Cyber-Physical Security Framework for IoT-Integrated Industrial Control Systems

Abstract

By opening access to Internet of Things (IoT) technologies, Industrial Control Systems (ICS) are undergoing a paradigm shift with inherent capabilities of unprecedented real-time monitoring, automation, data-driven decisioning, and predictive maintenance being provided across power grids, manufacturing facilities, and smart transportation systems. Although such integration of operational technology (OT) and information technology (IT) in increasing efficiency and visibility of operations, it also provides another area of vulnerability because the ICS will be more exposed to advanced cyber-physical attacks, such as data falsification, service denial and malicious modification of commands. To overcome this two-layered defense difficulty, this paper dintroduces a complete Cyber-Physical Security Framework (CPSF) that is compatible with IoT incorporated ICS environments. The CPSF follows a wide security policy consisting of secure hardware modules to support trusted device authentication, an encrypted low-latency communication protocol to mitigate the data in motion and an AI-based multi-modal hybrid intrusion detection system in real time based on a rule and over anomaly approaches.
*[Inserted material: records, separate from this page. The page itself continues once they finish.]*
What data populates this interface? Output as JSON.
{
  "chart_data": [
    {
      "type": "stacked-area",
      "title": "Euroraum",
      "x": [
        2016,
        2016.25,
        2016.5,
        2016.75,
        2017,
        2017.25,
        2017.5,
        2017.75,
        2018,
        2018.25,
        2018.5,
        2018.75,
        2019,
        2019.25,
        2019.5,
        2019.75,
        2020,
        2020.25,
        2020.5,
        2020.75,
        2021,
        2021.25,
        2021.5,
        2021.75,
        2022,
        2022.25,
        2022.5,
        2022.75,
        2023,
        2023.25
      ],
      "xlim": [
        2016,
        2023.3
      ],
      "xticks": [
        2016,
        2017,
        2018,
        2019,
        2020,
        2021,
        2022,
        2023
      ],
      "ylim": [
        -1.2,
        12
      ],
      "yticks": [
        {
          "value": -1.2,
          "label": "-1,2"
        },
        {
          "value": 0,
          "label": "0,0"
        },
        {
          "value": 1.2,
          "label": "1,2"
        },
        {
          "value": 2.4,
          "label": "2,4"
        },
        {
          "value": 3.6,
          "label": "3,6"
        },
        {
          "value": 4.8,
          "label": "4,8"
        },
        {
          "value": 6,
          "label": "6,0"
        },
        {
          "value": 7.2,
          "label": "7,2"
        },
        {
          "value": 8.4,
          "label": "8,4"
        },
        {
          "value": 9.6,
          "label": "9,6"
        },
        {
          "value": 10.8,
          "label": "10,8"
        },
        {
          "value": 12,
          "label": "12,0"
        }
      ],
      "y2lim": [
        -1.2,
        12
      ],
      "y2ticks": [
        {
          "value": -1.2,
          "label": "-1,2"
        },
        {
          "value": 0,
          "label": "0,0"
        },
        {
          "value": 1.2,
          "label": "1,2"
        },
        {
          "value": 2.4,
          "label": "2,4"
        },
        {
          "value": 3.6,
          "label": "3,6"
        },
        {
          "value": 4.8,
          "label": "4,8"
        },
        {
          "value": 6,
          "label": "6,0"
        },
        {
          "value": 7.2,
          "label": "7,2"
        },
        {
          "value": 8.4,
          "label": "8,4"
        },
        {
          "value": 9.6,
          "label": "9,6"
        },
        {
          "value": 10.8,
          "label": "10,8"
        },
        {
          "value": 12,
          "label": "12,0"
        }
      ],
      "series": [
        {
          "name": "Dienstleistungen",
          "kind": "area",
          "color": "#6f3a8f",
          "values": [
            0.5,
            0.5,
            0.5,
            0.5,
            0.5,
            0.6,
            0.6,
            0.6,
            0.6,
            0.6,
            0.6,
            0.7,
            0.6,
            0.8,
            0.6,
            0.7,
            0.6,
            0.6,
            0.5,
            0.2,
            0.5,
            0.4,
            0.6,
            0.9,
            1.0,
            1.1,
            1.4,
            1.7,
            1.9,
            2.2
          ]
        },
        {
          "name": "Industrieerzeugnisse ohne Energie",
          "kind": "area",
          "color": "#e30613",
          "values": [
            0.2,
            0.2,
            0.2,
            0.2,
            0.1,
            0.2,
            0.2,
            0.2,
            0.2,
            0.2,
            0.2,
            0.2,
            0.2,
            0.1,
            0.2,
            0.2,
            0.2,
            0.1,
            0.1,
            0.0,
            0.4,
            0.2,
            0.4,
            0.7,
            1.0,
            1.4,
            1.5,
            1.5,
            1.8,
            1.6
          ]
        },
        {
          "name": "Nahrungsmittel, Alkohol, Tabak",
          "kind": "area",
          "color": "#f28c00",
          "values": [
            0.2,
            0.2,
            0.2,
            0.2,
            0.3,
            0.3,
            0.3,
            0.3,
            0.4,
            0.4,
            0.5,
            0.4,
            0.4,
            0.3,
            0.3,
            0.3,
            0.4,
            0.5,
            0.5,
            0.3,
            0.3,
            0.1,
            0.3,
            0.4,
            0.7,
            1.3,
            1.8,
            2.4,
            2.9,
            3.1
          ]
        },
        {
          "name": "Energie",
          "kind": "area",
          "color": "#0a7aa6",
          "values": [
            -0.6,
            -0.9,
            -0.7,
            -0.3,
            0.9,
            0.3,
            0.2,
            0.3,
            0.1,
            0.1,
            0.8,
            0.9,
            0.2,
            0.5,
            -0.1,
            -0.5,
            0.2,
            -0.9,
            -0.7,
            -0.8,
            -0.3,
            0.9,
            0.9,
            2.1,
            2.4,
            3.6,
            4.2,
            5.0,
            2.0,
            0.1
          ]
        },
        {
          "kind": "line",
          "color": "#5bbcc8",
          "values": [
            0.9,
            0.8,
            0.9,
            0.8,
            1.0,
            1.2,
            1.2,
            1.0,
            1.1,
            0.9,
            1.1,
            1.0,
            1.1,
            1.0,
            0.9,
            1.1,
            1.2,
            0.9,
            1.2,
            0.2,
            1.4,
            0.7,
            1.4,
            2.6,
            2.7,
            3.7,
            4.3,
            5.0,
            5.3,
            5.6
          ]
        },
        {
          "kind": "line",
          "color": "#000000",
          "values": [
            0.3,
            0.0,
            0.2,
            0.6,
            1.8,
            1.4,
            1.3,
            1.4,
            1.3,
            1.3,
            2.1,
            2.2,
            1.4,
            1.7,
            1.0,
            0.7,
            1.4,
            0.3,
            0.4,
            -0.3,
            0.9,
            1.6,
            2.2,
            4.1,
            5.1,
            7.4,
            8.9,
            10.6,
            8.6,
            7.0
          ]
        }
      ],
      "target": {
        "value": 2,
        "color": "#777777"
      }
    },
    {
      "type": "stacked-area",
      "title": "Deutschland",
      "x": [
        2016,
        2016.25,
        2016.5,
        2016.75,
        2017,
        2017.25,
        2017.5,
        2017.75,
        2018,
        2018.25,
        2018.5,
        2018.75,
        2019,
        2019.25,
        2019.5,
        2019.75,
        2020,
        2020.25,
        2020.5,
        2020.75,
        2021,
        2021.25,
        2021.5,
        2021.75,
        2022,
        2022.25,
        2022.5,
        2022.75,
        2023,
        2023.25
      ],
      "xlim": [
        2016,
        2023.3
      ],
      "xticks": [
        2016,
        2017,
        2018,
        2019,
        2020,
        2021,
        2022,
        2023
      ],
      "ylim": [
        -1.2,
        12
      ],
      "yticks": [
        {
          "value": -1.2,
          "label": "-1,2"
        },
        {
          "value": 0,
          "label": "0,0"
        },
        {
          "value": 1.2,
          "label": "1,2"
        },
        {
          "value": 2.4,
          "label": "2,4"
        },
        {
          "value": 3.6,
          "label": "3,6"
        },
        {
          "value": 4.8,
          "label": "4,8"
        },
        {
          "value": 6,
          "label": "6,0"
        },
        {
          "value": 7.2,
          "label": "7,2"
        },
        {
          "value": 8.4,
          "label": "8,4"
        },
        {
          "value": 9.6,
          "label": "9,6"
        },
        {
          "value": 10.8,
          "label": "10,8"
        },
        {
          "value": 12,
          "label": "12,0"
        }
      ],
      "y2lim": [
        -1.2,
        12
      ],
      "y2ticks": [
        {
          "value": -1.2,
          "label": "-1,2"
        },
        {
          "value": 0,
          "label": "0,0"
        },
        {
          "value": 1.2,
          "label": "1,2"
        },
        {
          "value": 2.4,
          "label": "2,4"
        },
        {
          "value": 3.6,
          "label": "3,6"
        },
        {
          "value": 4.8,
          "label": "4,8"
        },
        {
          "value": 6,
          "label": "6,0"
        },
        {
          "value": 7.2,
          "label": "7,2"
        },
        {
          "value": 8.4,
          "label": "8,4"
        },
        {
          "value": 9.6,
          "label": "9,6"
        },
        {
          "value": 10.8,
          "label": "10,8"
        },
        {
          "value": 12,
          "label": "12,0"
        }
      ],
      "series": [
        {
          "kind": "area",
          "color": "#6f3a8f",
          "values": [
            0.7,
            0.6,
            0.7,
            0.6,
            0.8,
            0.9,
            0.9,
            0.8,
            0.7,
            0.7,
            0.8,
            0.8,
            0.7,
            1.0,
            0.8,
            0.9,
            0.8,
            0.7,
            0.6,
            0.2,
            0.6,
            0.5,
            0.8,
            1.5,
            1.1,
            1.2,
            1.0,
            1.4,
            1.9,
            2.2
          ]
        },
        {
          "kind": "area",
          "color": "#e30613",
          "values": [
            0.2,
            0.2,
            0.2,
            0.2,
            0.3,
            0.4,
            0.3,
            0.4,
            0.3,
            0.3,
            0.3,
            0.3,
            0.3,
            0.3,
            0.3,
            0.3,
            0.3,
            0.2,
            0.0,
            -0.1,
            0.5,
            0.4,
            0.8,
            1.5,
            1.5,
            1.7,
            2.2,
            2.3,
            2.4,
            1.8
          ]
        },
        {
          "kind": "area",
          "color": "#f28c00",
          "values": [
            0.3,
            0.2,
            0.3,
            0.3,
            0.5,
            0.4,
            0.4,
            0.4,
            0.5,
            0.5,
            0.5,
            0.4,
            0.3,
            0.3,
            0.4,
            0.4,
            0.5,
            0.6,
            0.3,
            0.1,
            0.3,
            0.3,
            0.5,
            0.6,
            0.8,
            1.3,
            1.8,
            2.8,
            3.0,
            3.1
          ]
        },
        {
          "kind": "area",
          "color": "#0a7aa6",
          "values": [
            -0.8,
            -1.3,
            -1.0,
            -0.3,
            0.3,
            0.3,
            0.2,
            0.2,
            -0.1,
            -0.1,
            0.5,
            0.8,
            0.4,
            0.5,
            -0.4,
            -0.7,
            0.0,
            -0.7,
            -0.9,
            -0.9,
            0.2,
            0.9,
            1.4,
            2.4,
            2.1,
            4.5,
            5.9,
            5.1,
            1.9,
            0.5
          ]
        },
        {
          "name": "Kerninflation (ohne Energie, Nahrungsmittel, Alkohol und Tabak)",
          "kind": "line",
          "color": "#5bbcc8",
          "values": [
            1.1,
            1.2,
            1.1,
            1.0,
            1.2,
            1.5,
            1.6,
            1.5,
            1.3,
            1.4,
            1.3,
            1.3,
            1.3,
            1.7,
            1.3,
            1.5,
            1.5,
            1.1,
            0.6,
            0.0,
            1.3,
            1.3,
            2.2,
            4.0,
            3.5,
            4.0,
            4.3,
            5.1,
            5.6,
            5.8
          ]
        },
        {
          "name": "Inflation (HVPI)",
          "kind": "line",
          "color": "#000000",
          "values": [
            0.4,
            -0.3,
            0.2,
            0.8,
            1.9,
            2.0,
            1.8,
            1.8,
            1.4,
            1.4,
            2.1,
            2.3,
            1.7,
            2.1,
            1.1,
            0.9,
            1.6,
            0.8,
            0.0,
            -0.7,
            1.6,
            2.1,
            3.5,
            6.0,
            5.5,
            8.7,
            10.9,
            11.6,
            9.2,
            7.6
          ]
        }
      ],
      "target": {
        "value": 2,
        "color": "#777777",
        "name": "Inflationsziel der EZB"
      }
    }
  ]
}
Moreover, a distributed ledger using blockchain technology is utilized to guarantee tamper-resistant logging of controls actions and the configuration change, consequently increasing the ability to forensics and system accountability. The implementation of the framework takes place in the hybrid simulation-testbed environment, which combines both OPC-UA over MQTT enabling industrial communication and Hyperledger Fabric acting as a decentralized system of assuring security. Experimental findings indicate that the proposed CPSF can attain a detection rate of 94.6 percent with a false positive ratio of just 3.2 percent, and satisfy the intensive end-to-end latency requirements of industrial automation systems, at less than 80 milliseconds. This demonstrates that the framework can enable strong, scalable and low-latency cyber-physical security thereby being a suitable approach to protect essential industrial systems against the changing threats. Finally, future research possibilities are discussed, such as the introduction of federated learning when dealing with distributed threat intelligence and post-quantum cryptography mechanisms as resilience measures towards new paradigms of computation.